3. Isolate the bow strokes, perhaps even down to just their open-string choreography. If you can’t get good tone or reach top speed here, it makes no sense to complicate matters with a melody line. There will be moments that require smaller wrist, hand, or even finger motions for tiny centimeter or millimeter bow strokes, and others calling for longer strokes coming from the forearm or shoulder.
4. Attempt some run throughs at tempo, or close to it, on the first run of a new piece. Even if you’re making a huge mess of things on that initial try, this is a great way to gain insight into what it will take both physically and mentally to eventually get to speed and gives you a sense of how the piece fits together as a whole, both technically and musically.

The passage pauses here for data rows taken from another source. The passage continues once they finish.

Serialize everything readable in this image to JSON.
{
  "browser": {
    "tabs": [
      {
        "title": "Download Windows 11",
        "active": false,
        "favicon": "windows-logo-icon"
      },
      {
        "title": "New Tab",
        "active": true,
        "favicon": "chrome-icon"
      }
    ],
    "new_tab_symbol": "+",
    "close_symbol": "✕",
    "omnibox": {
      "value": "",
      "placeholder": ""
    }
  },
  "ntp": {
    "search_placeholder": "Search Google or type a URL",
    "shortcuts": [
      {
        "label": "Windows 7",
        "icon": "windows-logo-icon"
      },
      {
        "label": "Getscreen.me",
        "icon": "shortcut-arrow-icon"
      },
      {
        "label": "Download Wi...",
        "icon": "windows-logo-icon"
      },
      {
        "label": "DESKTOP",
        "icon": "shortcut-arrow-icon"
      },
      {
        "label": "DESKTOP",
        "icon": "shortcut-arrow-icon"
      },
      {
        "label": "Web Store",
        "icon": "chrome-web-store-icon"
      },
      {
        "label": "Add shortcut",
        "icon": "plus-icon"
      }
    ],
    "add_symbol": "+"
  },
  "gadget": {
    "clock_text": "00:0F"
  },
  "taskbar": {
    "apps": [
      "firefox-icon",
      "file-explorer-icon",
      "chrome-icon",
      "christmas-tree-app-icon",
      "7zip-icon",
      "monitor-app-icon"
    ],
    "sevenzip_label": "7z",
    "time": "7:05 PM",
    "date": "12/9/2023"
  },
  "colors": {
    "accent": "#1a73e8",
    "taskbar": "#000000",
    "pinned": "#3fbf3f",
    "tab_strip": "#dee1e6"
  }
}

5. Use a metronome right from the beginning. Some students complain that they can’t possibly learn to play a new piece in tune or with the right bowings if they have to keep such steady time, but pulse and rhythm are just as important as tone and tuning. If you can’t learn to play in tune and with the right bowings on demand (the demand of the metronome in this instance), then how can you possibly expect to do it when you’re trying to get up to tempo and out onstage? If you choose a metronome speed that challenges you to think and hear ahead while not so fast that you are constantly having to stop and start, your practice with it will quickly show you the issues that cause you to stall—string crossings, shifts, passages with accidentals, fourth fingers, transitions in key, tempo, time signature, and dynamics—and that will be where you can make the most difference in your practice.
There’s a lot to keep track of when playing a violin-family instrument and it’s all too easy to become obsessed with one element to the detriment of everything else. You need to keep shifting the focus of your practice among all the aspects you need to master—left hand and right hand, accuracy versus speed. And keep in mind that it’s impossible to do everything well all at once on a new piece or when you’re just starting out.
This may mean that when boosting the tempo on a run through of a passage, you play a few notes out of tune or with problematic tone. Regardless, you should pat yourself on the back if you meet your tempo objective. After working on tempo for a while, you might then let it take a back seat as you focus on intonation or tone. This frames your practice for small, measurable successes rather than chance. If you stick with it, eventually you’ll be able to juggle increasingly complex combinations of elements—fluently, automatically, and up to speed.